Folks doing room additions will want to know that their projects are going to be successful. What does success mean in this context, though? A room addition contractor will encourage you to look at these four benchmarks.
Expanded Interior Square Footage
One of the most common reasons people want to build room additions is to boost the available square footage in their homes. Especially if you're trying to provide more space in a high-demand area, such as the living room, bathroom, or kitchen, simply having an easier time walking around can be a big win. Similarly, expanding a master bedroom can make your home more comfortable and enjoyable. Success is sometimes best measured in square feet.
Expanding the available living space is one thing, but upgrading a room's functionality is often better. Suppose you want to expand the storage in your kitchen. Even if you don't add a single foot of walkable space, there's a good chance that putting in more counters and shelves can be a big deal. Likewise, you might use the added space to install something desirable, such as an island or pantry. The additional square footage is also a great place to install a bigger and better oven or sink.
Adding Value to a Home
Money is often a good measure of project success. Broadly speaking, houses with extra square footage tend to sell for higher values. If the assessed value of a home increases due to room additions, there's a strong argument that the family's efforts were worthwhile. Unsurprisingly, there's also an argument for targeting room additions for the most desirable sections of a house, such as the bathrooms, kitchen, or master bedroom.
Right-Sizing the House
When you buy a house, usually it's about the right size for your needs.
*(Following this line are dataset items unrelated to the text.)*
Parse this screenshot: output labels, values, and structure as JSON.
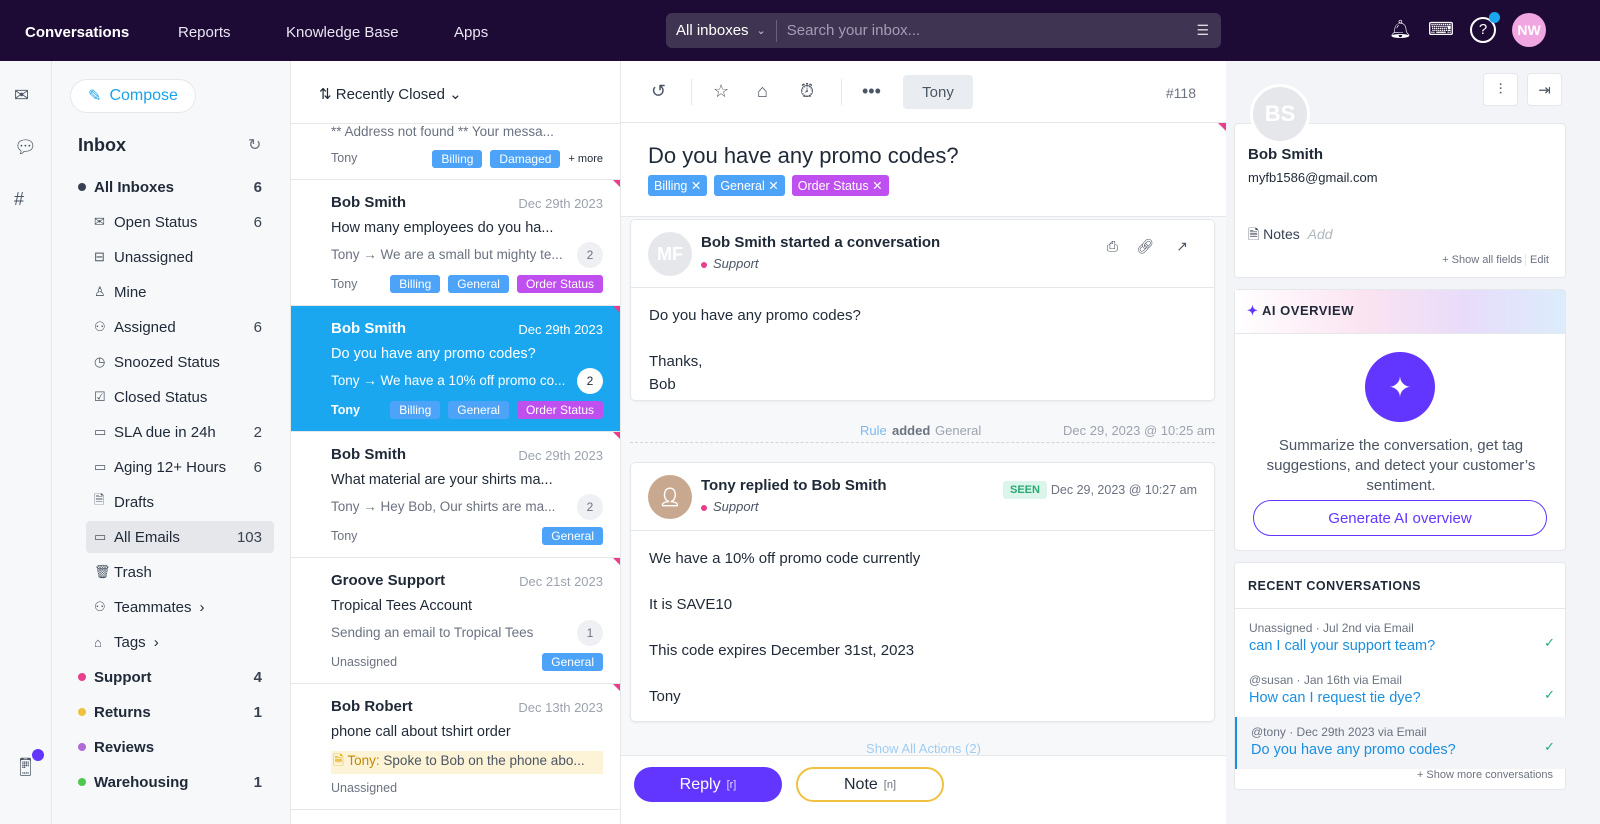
{
  "topnav": {
    "items": [
      "Conversations",
      "Reports",
      "Knowledge Base",
      "Apps"
    ],
    "inbox_select": "All inboxes",
    "search_placeholder": "Search your inbox...",
    "avatar": "NW"
  },
  "sidebar": {
    "compose": "Compose",
    "title": "Inbox",
    "items": [
      {
        "label": "All Inboxes",
        "count": "6"
      },
      {
        "label": "Open Status",
        "count": "6"
      },
      {
        "label": "Unassigned",
        "count": ""
      },
      {
        "label": "Mine",
        "count": ""
      },
      {
        "label": "Assigned",
        "count": "6"
      },
      {
        "label": "Snoozed Status",
        "count": ""
      },
      {
        "label": "Closed Status",
        "count": ""
      },
      {
        "label": "SLA due in 24h",
        "count": "2"
      },
      {
        "label": "Aging 12+ Hours",
        "count": "6"
      },
      {
        "label": "Drafts",
        "count": ""
      },
      {
        "label": "All Emails",
        "count": "103"
      },
      {
        "label": "Trash",
        "count": ""
      },
      {
        "label": "Teammates",
        "count": ""
      },
      {
        "label": "Tags",
        "count": ""
      },
      {
        "label": "Support",
        "count": "4",
        "color": "#e83e8c"
      },
      {
        "label": "Returns",
        "count": "1",
        "color": "#f0c040"
      },
      {
        "label": "Reviews",
        "count": "",
        "color": "#b06ad8"
      },
      {
        "label": "Warehousing",
        "count": "1",
        "color": "#4cc84c"
      }
    ]
  },
  "list": {
    "sort": "Recently Closed",
    "partial": {
      "preview": "** Address not found ** Your messa...",
      "agent": "Tony",
      "tags": [
        "Billing",
        "Damaged"
      ],
      "more": "+ more"
    },
    "cards": [
      {
        "name": "Bob Smith",
        "date": "Dec 29th 2023",
        "subject": "How many employees do you ha...",
        "preview": "Tony → We are a small but mighty te...",
        "count": "2",
        "agent": "Tony",
        "tags": [
          "Billing",
          "General",
          "Order Status"
        ]
      },
      {
        "name": "Bob Smith",
        "date": "Dec 29th 2023",
        "subject": "Do you have any promo codes?",
        "preview": "Tony → We have a 10% off promo co...",
        "count": "2",
        "agent": "Tony",
        "tags": [
          "Billing",
          "General",
          "Order Status"
        ]
      },
      {
        "name": "Bob Smith",
        "date": "Dec 29th 2023",
        "subject": "What material are your shirts ma...",
        "preview": "Tony → Hey Bob,   Our shirts are ma...",
        "count": "2",
        "agent": "Tony",
        "tags": [
          "General"
        ]
      },
      {
        "name": "Groove Support",
        "date": "Dec 21st 2023",
        "subject": "Tropical Tees Account",
        "preview": "Sending an email to Tropical Tees",
        "count": "1",
        "agent": "Unassigned",
        "tags": [
          "General"
        ]
      },
      {
        "name": "Bob Robert",
        "date": "Dec 13th 2023",
        "subject": "phone call about tshirt order",
        "note_author": "Tony:",
        "preview": "Spoke to Bob on the phone abo...",
        "agent": "Unassigned",
        "tags": []
      }
    ]
  },
  "conversation": {
    "assignee": "Tony",
    "number": "#118",
    "title": "Do you have any promo codes?",
    "tags": [
      "Billing",
      "General",
      "Order Status"
    ],
    "msg1": {
      "initials": "MF",
      "title": "Bob Smith started a conversation",
      "channel": "Support",
      "lines": [
        "Do you have any promo codes?",
        "Thanks,",
        "Bob"
      ]
    },
    "rule": {
      "a": "Rule",
      "b": "added",
      "c": "General",
      "date": "Dec 29, 2023 @ 10:25 am"
    },
    "msg2": {
      "title": "Tony replied to Bob Smith",
      "channel": "Support",
      "seen": "SEEN",
      "date": "Dec 29, 2023 @ 10:27 am",
      "lines": [
        "We have a 10% off promo code currently",
        "It is SAVE10",
        "This code expires December 31st, 2023",
        "Tony"
      ]
    },
    "show_actions": "Show All Actions (2)",
    "reply": "Reply",
    "reply_key": "[r]",
    "note": "Note",
    "note_key": "[n]"
  },
  "contact": {
    "initials": "BS",
    "name": "Bob Smith",
    "email": "myfb1586@gmail.com",
    "notes": "Notes",
    "add": "Add",
    "show_fields": "+ Show all fields",
    "edit": "Edit"
  },
  "ai": {
    "title": "AI OVERVIEW",
    "text": "Summarize the conversation, get tag suggestions, and detect your customer’s sentiment.",
    "button": "Generate AI overview"
  },
  "recent": {
    "title": "RECENT CONVERSATIONS",
    "items": [
      {
        "meta": "Unassigned · Jul 2nd via Email",
        "subject": "can I call your support team?"
      },
      {
        "meta": "@susan · Jan 16th via Email",
        "subject": "How can I request tie dye?"
      },
      {
        "meta": "@tony · Dec 29th 2023 via Email",
        "subject": "Do you have any promo codes?"
      }
    ],
    "more": "+ Show more conversations"
  }
}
However, things can change over the years. A family may have a child, and that can create demand for more living space in the form of a bedroom and playroom for the kid. Right-sizing the house is especially a success if it keeps the family in the home and provides stability at a key time in a child's life.
Someone who has switched to a work-from-home environment might find that they don't have any rooms sufficient to use as an office. Consequently, they may need to right-size their house by expanding a room to serve the office role. Knowing that your house will work well for your current and future needs is always a good benchmark.